Quand ils se retrouvent, quatre ans après la sortie de Barking, ce n’est donc pas forcément pour relancer la machine, mais bien pour replonger dans le passé. Il y a les bandes de Dubnobass… à réécouter. Mais aussi quelques comptes à régler -tout ce qui, au fil du temps, est venu inévitablement ronger l’équilibre initial, toutes les couches successives d’incompréhensions, de malentendus. Hyde ne le nie pas: « Mais cela aurait été trop facile d’en rester là. Ce qui m’excitait le plus, c’était de trouver une solution. En y allant franco: « C’est quoi le souci? En gros, il m’a foutu en rogne. Il m’a frustré. Je peux plus le voir. Ah oui? Est-ce que c’est vrai, ça? Ou est-ce que c’est toi? Est-ce que c’est toi? A vrai dire, je ne sais pas. Creusons! » » Les rancoeurs remontent ainsi rapidement à la surface. « Pour Rick, par exemple, c’était devenu dur de bosser comme un fou, jusqu’à parfois devoir être hospitalisé pour épuisement, et de me voir bénéficier de toute l’attention, de toute la gloire. En cela, le boulot qu’il a fait sur les JO lui a permis de récupérer un peu de lumière pour tout ce qu’il avait fait aussi avant. Quant à moi, je devais faire mes trucs, tester mes théories.
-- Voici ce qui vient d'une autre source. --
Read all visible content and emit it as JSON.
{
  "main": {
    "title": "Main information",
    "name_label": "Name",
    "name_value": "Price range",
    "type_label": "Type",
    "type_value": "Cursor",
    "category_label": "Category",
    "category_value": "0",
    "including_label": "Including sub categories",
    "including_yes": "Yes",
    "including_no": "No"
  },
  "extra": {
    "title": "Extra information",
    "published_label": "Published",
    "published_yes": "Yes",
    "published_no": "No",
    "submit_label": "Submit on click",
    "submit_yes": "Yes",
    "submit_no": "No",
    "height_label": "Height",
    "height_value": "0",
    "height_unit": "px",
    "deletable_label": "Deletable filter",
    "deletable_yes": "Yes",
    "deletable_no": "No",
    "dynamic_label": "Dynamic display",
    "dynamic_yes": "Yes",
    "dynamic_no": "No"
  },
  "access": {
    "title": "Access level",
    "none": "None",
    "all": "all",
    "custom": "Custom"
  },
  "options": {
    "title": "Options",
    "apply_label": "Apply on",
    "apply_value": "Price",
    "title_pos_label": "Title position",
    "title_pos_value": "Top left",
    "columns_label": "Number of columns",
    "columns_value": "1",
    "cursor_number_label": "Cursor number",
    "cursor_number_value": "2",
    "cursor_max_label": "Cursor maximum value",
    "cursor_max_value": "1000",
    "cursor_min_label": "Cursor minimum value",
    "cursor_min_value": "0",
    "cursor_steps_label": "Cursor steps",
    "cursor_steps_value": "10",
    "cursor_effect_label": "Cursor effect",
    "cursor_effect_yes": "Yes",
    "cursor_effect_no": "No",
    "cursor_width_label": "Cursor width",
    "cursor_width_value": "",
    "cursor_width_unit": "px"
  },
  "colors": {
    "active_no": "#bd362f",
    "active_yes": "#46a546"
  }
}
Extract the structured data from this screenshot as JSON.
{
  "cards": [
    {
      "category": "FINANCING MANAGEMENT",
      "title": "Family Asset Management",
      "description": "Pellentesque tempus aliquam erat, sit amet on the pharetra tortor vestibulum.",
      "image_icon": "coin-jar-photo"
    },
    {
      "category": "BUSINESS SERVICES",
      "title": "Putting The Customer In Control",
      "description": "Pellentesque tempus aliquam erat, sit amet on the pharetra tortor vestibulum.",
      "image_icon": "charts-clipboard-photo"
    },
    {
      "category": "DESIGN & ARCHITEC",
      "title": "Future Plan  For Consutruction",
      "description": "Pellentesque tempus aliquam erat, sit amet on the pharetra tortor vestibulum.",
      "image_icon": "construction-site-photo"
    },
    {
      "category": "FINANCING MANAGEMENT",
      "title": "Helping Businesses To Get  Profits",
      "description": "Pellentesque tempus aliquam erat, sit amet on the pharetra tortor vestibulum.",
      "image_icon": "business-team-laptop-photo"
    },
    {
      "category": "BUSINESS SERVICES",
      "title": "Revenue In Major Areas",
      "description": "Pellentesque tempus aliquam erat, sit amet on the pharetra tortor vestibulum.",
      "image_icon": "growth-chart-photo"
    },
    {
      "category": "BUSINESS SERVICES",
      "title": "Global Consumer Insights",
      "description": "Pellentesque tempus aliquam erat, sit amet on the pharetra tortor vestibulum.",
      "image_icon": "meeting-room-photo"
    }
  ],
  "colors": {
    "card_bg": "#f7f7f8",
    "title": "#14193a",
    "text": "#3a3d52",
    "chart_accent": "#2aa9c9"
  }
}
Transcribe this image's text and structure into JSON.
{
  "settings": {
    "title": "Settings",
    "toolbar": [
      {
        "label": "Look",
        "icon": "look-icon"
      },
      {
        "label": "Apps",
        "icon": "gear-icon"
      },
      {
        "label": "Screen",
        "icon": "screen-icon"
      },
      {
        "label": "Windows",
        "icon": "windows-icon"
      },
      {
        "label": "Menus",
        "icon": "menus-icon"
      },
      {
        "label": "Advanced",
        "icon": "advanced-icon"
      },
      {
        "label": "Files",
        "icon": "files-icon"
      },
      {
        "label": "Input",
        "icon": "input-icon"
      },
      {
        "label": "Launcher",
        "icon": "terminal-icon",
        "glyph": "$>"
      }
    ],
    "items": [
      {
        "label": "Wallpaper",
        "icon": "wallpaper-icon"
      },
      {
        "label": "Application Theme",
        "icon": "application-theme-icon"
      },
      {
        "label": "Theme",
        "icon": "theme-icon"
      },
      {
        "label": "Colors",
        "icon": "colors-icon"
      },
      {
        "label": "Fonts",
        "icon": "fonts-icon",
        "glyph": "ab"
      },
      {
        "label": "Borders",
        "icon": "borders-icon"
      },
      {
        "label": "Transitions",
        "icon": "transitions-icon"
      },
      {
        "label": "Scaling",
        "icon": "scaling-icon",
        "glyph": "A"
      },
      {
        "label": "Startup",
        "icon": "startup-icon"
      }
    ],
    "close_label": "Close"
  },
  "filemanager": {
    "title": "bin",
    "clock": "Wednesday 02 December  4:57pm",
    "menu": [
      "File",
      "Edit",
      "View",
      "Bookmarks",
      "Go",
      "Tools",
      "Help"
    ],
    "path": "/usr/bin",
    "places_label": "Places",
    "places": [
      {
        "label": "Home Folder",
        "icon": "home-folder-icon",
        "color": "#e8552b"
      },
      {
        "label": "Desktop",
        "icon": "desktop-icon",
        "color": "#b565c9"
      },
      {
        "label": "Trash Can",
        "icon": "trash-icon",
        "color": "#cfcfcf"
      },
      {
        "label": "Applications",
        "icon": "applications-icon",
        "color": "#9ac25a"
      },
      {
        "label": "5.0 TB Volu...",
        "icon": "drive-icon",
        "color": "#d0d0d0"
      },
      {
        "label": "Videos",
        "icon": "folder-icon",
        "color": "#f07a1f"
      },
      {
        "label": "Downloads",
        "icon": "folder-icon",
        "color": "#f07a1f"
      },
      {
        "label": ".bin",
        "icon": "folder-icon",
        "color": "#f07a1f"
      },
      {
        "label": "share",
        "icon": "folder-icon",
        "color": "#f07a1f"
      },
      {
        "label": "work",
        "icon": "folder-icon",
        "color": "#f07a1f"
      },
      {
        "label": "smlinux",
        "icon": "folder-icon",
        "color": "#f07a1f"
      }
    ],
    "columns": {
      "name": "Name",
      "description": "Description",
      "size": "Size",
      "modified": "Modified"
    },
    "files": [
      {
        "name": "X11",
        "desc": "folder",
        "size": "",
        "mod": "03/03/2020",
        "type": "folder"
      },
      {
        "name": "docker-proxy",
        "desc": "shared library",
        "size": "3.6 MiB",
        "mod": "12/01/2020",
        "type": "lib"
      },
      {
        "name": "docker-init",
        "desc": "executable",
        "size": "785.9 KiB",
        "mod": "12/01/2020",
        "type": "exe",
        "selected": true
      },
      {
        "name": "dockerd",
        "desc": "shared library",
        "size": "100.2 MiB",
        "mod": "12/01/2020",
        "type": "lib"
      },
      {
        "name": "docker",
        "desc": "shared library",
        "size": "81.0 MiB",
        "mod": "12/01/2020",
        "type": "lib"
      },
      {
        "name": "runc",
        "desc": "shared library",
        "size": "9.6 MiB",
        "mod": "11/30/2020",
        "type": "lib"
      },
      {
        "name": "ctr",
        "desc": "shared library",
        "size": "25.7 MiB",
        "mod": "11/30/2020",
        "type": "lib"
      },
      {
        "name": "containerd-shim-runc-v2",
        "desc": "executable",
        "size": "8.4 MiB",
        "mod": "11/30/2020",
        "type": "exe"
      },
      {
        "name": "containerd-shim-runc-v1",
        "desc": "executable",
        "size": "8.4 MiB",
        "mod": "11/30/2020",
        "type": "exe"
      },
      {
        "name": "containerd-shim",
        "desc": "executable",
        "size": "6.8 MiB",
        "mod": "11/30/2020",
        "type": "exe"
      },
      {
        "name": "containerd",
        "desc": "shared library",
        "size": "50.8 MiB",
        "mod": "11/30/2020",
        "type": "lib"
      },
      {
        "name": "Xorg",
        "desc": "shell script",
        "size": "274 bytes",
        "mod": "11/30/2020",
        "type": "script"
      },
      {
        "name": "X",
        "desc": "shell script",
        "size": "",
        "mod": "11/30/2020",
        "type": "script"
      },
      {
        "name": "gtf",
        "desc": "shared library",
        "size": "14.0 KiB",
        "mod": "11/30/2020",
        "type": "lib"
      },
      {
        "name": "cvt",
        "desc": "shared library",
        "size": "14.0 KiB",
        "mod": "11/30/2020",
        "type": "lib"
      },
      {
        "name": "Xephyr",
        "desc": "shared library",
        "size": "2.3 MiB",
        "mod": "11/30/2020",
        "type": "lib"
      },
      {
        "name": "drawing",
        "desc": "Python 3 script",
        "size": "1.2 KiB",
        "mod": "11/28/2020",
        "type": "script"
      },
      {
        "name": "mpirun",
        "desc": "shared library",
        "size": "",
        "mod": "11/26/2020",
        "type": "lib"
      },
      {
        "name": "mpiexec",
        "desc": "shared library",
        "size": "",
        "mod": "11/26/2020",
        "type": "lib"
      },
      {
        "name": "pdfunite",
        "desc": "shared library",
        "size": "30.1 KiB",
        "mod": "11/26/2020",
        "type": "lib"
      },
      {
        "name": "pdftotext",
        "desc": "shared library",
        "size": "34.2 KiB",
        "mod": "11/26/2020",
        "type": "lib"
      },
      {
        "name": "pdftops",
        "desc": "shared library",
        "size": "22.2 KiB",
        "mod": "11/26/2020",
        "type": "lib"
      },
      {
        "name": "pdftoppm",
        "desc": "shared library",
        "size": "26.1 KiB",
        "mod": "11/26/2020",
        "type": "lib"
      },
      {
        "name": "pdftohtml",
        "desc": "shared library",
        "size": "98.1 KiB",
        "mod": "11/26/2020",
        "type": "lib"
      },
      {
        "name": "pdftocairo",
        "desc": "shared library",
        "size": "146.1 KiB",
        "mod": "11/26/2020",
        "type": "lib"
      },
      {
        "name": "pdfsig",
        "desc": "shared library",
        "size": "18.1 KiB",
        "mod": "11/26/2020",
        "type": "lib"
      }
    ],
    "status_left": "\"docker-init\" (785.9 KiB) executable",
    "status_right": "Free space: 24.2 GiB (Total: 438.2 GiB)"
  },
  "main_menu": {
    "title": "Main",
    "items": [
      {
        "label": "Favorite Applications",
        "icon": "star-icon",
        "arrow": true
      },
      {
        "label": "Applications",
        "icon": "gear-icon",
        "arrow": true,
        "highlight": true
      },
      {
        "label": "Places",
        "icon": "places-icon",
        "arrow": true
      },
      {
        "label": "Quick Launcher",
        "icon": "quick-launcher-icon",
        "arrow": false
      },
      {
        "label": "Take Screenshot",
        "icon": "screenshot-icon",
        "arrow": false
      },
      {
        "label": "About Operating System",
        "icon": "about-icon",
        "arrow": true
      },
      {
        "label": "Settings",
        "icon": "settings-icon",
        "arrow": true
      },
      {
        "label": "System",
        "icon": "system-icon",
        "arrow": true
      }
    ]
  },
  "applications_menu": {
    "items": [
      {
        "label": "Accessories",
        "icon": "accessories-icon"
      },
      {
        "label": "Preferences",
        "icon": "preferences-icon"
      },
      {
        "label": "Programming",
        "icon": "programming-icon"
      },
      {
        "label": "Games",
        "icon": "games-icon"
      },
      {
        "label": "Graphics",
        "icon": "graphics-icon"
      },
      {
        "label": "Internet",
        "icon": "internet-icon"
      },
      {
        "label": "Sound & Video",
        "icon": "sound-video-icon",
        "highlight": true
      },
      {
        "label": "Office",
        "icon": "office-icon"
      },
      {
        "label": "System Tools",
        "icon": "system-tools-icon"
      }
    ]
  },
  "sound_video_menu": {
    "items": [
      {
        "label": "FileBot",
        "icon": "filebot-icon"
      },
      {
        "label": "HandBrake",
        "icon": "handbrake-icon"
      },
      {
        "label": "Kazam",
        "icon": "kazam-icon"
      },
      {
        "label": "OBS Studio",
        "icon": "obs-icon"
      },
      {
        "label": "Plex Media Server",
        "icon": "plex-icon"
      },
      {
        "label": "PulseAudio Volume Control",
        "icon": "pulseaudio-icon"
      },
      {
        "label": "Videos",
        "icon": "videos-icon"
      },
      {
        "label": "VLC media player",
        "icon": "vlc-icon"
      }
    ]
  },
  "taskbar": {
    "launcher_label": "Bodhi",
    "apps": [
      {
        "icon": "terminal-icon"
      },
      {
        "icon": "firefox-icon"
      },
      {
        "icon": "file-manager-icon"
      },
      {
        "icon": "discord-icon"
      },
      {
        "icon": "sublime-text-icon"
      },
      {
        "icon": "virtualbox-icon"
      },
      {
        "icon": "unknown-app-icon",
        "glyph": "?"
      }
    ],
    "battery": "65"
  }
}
Je devais grandir… Sauf qu’à un moment, je me suis retourné, et le mec avec qui j’avais le plus envie de partager ça n’était pas là. L’un des moments les plus forts de ma vie est d’avoir pu improviser sur la scène de l’opéra de Sydney, aux côtés de Brian Eno. Je me souviens m’être rendu compte à ce moment-là à quel point j’aurais voulu que Rick soit là. »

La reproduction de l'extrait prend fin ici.